Is a tax audit stalling your merger?

On Behalf of | Mar 30, 2026 | Business Law |

A pending merger signals growth and opportunity. However, a sudden tax audit can quickly paralyze a deal. In Ohio, corporate transitions often hit a wall when state or federal authorities flag inconsistencies in past filings. These audits do more than just scrutinize numbers; they create uncertainty that scares off investors and buyers alike.

Frozen tax clearance certificates

Historically, Ohio required a Certificate of Tax Clearance before any corporation could merge or dissolve. This process often took months. While Ohio law now allows an affidavit method to speed up filings, an active audit effectively halts this shortcut. The Secretary of State will not finalize your merger while the state investigates unpaid liabilities.

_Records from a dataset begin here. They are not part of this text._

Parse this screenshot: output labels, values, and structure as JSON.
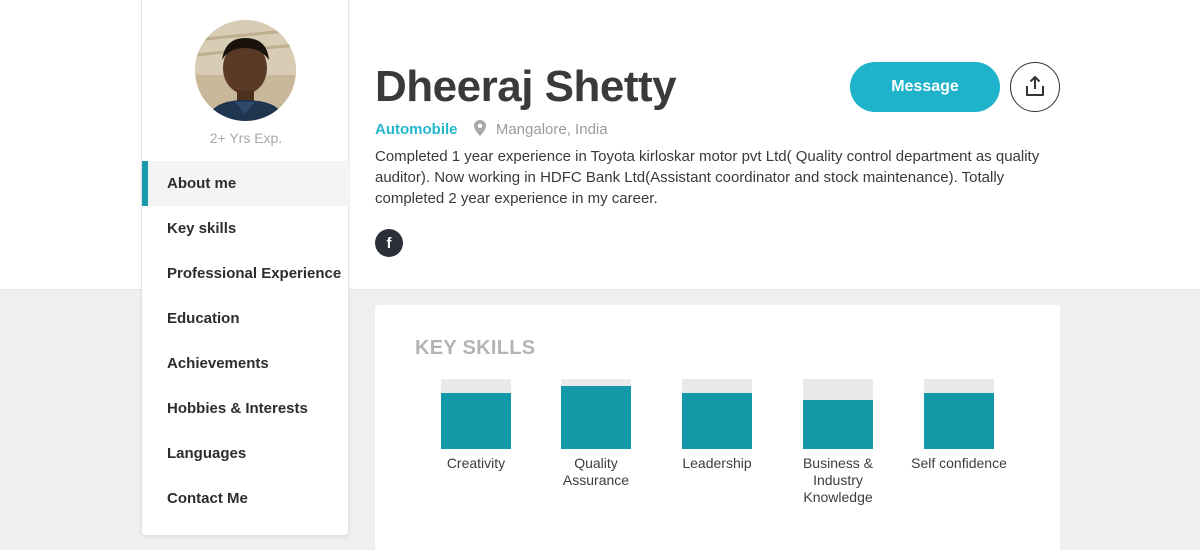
{
  "profile": {
    "name": "Dheeraj Shetty",
    "experience": "2+ Yrs Exp.",
    "industry": "Automobile",
    "location": "Mangalore, India",
    "bio": "Completed 1 year experience in Toyota kirloskar motor pvt Ltd( Quality control department as quality auditor). Now working in HDFC Bank Ltd(Assistant coordinator and stock maintenance). Totally completed 2 year experience in my career.",
    "facebook_label": "f"
  },
  "actions": {
    "message_label": "Message",
    "share_icon": "share-upload-icon"
  },
  "sidebar": {
    "active": "About me",
    "items": [
      {
        "label": "About me"
      },
      {
        "label": "Key skills"
      },
      {
        "label": "Professional Experience"
      },
      {
        "label": "Education"
      },
      {
        "label": "Achievements"
      },
      {
        "label": "Hobbies & Interests"
      },
      {
        "label": "Languages"
      },
      {
        "label": "Contact Me"
      }
    ]
  },
  "skills": {
    "title": "KEY SKILLS",
    "items": [
      {
        "label": "Creativity",
        "level": 0.8
      },
      {
        "label": "Quality Assurance",
        "level": 0.9
      },
      {
        "label": "Leadership",
        "level": 0.8
      },
      {
        "label": "Business & Industry Knowledge",
        "level": 0.7
      },
      {
        "label": "Self confidence",
        "level": 0.8
      }
    ]
  },
  "colors": {
    "accent": "#1fb3cb",
    "bar_fill": "#1398a7",
    "bar_track": "#e9e9ec",
    "industry": "#24b6cc"
  }
}
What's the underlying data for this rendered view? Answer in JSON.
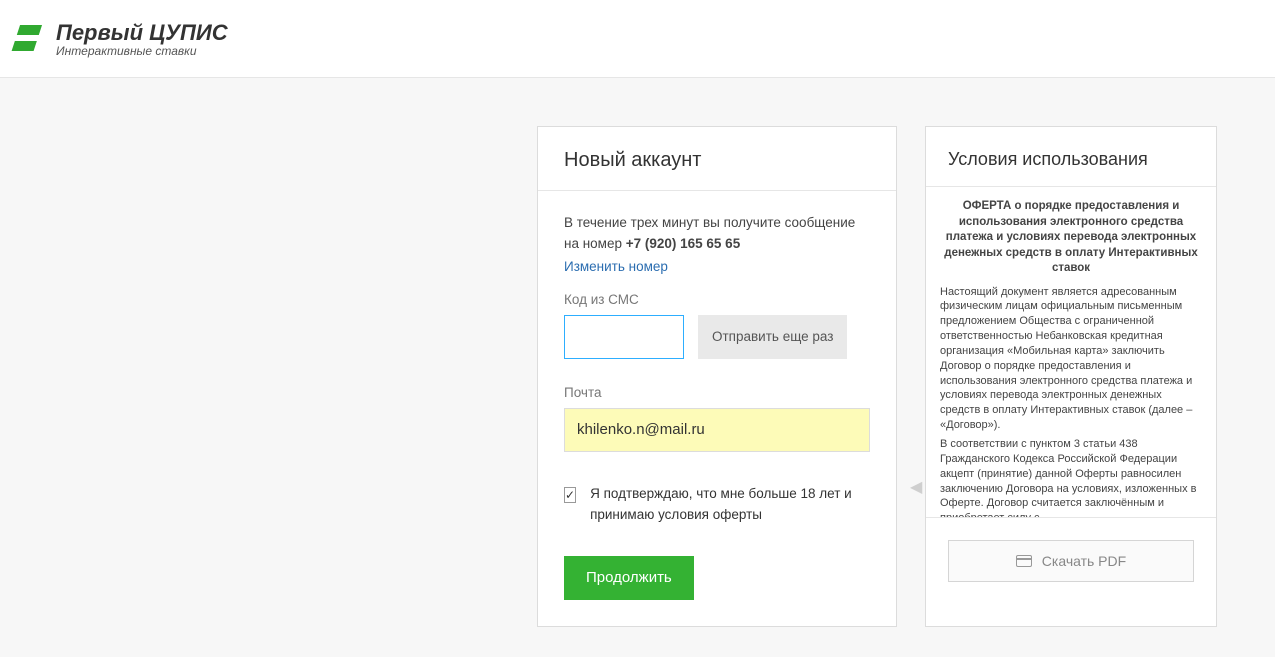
{
  "brand": {
    "name": "Первый ЦУПИС",
    "tagline": "Интерактивные ставки"
  },
  "form": {
    "header": "Новый аккаунт",
    "sms_notice_prefix": "В течение трех минут вы получите сообщение на номер ",
    "phone": "+7 (920) 165 65 65",
    "change_number": "Изменить номер",
    "sms_label": "Код из СМС",
    "sms_value": "",
    "resend_label": "Отправить еще раз",
    "email_label": "Почта",
    "email_value": "khilenko.n@mail.ru",
    "confirm_checked": true,
    "confirm_text": "Я подтверждаю, что мне больше 18 лет и принимаю условия оферты",
    "continue": "Продолжить"
  },
  "terms": {
    "header": "Условия использования",
    "title": "ОФЕРТА о порядке предоставления и использования электронного средства платежа и условиях перевода электронных денежных средств в оплату Интерактивных ставок",
    "body_p1": "Настоящий документ является адресованным физическим лицам официальным письменным предложением Общества с ограниченной ответственностью Небанковская кредитная организация «Мобильная карта» заключить Договор о порядке предоставления и использования электронного средства платежа и условиях перевода электронных денежных средств в оплату Интерактивных ставок (далее – «Договор»).",
    "body_p2": "В соответствии с пунктом 3 статьи 438 Гражданского Кодекса Российской Федерации акцепт (принятие) данной Оферты равносилен заключению Договора на условиях, изложенных в Оферте. Договор считается заключённым и приобретает силу с",
    "pdf_label": "Скачать PDF"
  }
}
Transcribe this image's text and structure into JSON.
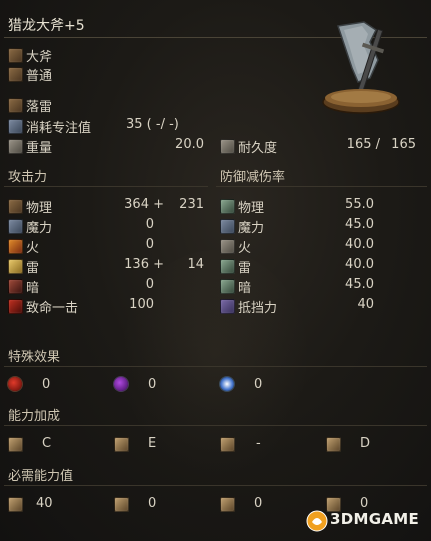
{
  "weapon": {
    "name": "猎龙大斧+5",
    "type": "大斧",
    "attack_type": "普通",
    "skill": "落雷",
    "fp_cost_label": "消耗专注值",
    "fp_cost_value": "35 (  -/  -)",
    "weight_label": "重量",
    "weight_value": "20.0",
    "durability_label": "耐久度",
    "durability_value": "165 /",
    "durability_max": "165"
  },
  "attack": {
    "header": "攻击力",
    "rows": [
      {
        "label": "物理",
        "base": "364 +",
        "bonus": "231",
        "icon": "physical-attack-icon"
      },
      {
        "label": "魔力",
        "base": "0",
        "bonus": "",
        "icon": "magic-attack-icon"
      },
      {
        "label": "火",
        "base": "0",
        "bonus": "",
        "icon": "fire-attack-icon"
      },
      {
        "label": "雷",
        "base": "136 +",
        "bonus": "14",
        "icon": "lightning-attack-icon"
      },
      {
        "label": "暗",
        "base": "0",
        "bonus": "",
        "icon": "dark-attack-icon"
      },
      {
        "label": "致命一击",
        "base": "100",
        "bonus": "",
        "icon": "critical-icon"
      }
    ]
  },
  "defense": {
    "header": "防御减伤率",
    "rows": [
      {
        "label": "物理",
        "value": "55.0",
        "icon": "physical-defense-icon"
      },
      {
        "label": "魔力",
        "value": "45.0",
        "icon": "magic-defense-icon"
      },
      {
        "label": "火",
        "value": "40.0",
        "icon": "fire-defense-icon"
      },
      {
        "label": "雷",
        "value": "40.0",
        "icon": "lightning-defense-icon"
      },
      {
        "label": "暗",
        "value": "45.0",
        "icon": "dark-defense-icon"
      },
      {
        "label": "抵挡力",
        "value": "40",
        "icon": "stability-icon"
      }
    ]
  },
  "special_effects": {
    "header": "特殊效果",
    "values": [
      "0",
      "0",
      "0"
    ],
    "icons": [
      "bleed-icon",
      "poison-icon",
      "frost-icon"
    ]
  },
  "scaling": {
    "header": "能力加成",
    "values": [
      "C",
      "E",
      "-",
      "D"
    ],
    "icons": [
      "strength-icon",
      "dexterity-icon",
      "intelligence-icon",
      "faith-icon"
    ]
  },
  "requirements": {
    "header": "必需能力值",
    "values": [
      "40",
      "0",
      "0",
      "0"
    ],
    "icons": [
      "strength-icon",
      "dexterity-icon",
      "intelligence-icon",
      "faith-icon"
    ]
  },
  "watermark": {
    "text": "3DMGAME"
  },
  "colors": {
    "background": "#1c1a16",
    "text": "#d9d3c4",
    "divider": "#4a4437"
  }
}
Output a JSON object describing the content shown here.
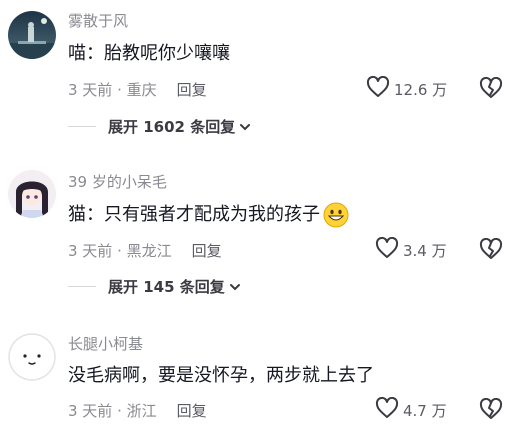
{
  "comments": [
    {
      "username": "雾散于风",
      "text": "喵：胎教呢你少嚷嚷",
      "meta": "3 天前 · 重庆",
      "reply_label": "回复",
      "likes": "12.6 万",
      "expand": "展开 1602 条回复",
      "avatar": "night-scene-photo"
    },
    {
      "username": "39 岁的小呆毛",
      "text": "猫：只有强者才配成为我的孩子",
      "emoji": "grinning-face-emoji",
      "meta": "3 天前 · 黑龙江",
      "reply_label": "回复",
      "likes": "3.4 万",
      "expand": "展开 145 条回复",
      "avatar": "anime-girl"
    },
    {
      "username": "长腿小柯基",
      "text": "没毛病啊，要是没怀孕，两步就上去了",
      "meta": "3 天前 · 浙江",
      "reply_label": "回复",
      "likes": "4.7 万",
      "avatar": "smiley-face"
    }
  ],
  "colors": {
    "primary_text": "#161823",
    "secondary_text": "#8a8b91",
    "divider": "#d6d7db",
    "background": "#ffffff"
  }
}
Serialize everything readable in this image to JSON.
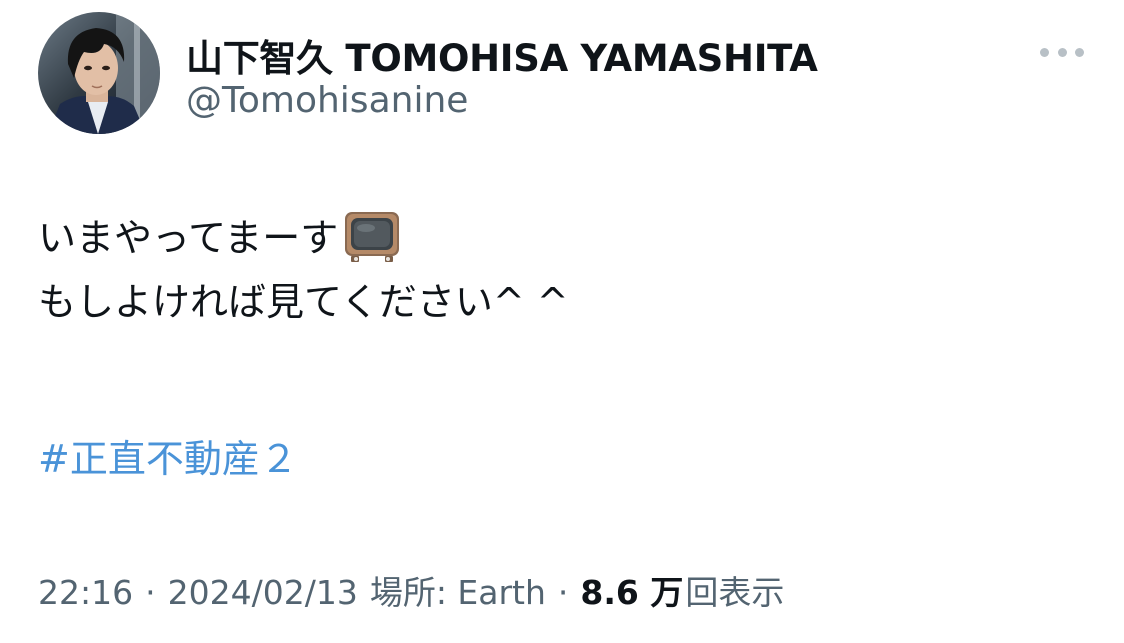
{
  "author": {
    "display_name": "山下智久 TOMOHISA YAMASHITA",
    "handle": "@Tomohisanine"
  },
  "tweet": {
    "line1": "いまやってまーす",
    "line1_emoji": "tv-icon",
    "line2": "もしよければ見てください^ ^",
    "hashtag": "#正直不動産２"
  },
  "meta": {
    "time": "22:16",
    "separator": "·",
    "date": "2024/02/13",
    "location": "場所: Earth",
    "views_count": "8.6 万",
    "views_label": "回表示"
  },
  "colors": {
    "text": "#0f1419",
    "secondary": "#536471",
    "link": "#4a93d8"
  }
}
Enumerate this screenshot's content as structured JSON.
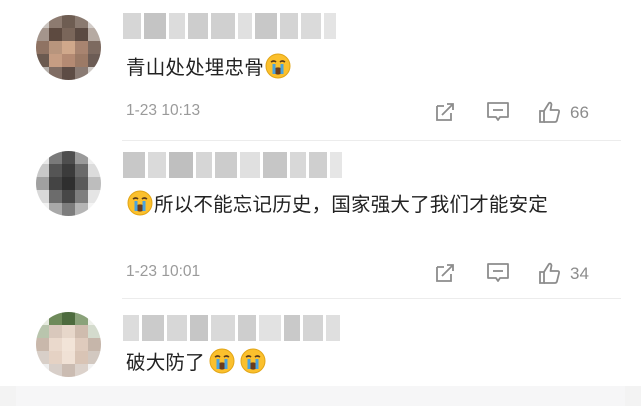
{
  "comments": [
    {
      "text": "青山处处埋忠骨",
      "emoji_after": [
        "crying-face"
      ],
      "time": "1-23 10:13",
      "likes": "66"
    },
    {
      "text": "所以不能忘记历史，国家强大了我们才能安定",
      "emoji_before": [
        "crying-face"
      ],
      "time": "1-23 10:01",
      "likes": "34"
    },
    {
      "text": "破大防了",
      "emoji_after": [
        "crying-face",
        "crying-face"
      ]
    }
  ],
  "icons": {
    "share": "share-icon",
    "reply": "comment-icon",
    "like": "thumbs-up-icon"
  },
  "colors": {
    "meta_gray": "#9a9a9a",
    "icon_gray": "#8c8c8c",
    "emoji_yellow": "#fbc02d",
    "emoji_tears": "#4aa3df"
  }
}
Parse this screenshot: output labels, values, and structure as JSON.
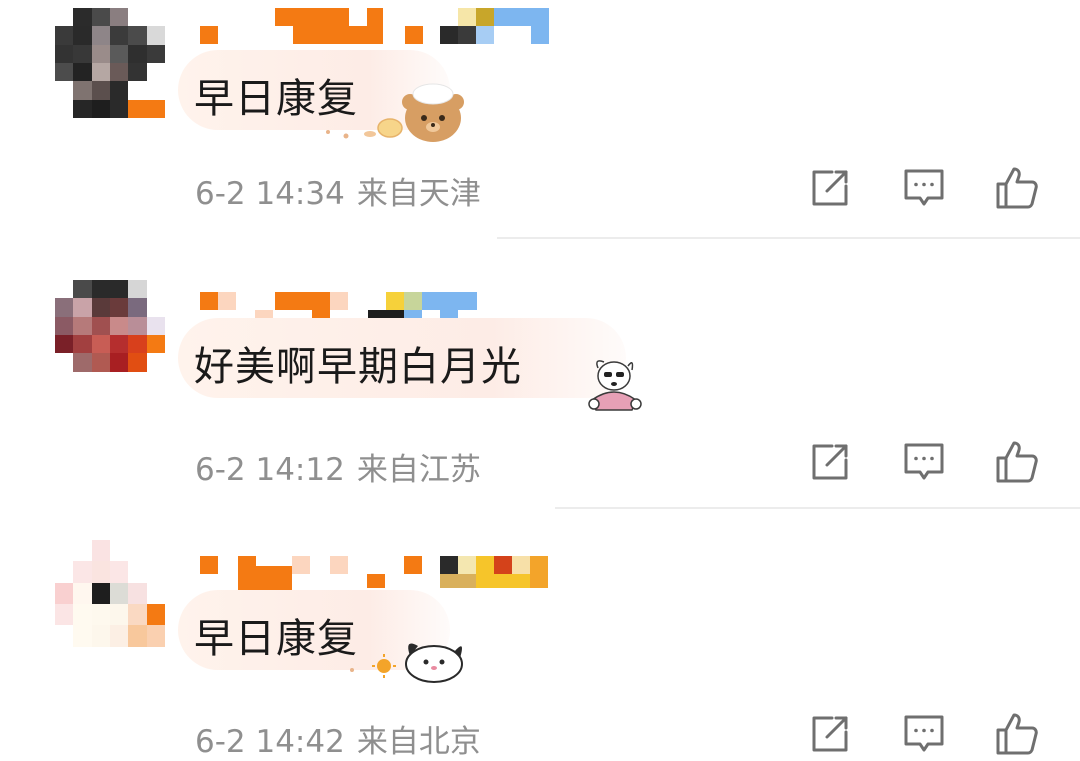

Discovery of successor liability

Buyers fear inheriting the tax debts of a target company. An audit frequently uncovers successor liability risks. In these cases, the new owner becomes responsible for the seller’s unpaid sales or use taxes. This discovery often forces parties back to the negotiating table. Most buyers then demand larger escrows or indemnity clauses to offset the risk.

Valuation and earning impacts

Audits often lead to unexpected tax assessments and penalties. These costs directly impact the company’s valuation. If an audit reveals that the business underpaid taxes to inflate its net income, the buyer may lower the purchase price significantly. This shift in financial standing can kill the deal entirely.

Protecting your corporate legacy

Managing transaction regulations can be overwhelming. A skilled attorney can identify potential audit triggers before they reach the state level. These professionals negotiate with tax authorities to resolve disputes and draft the necessary affidavits to keep your merger on track. They ensure that tax issues do not define your legacy or destroy your hard-earned corporate value.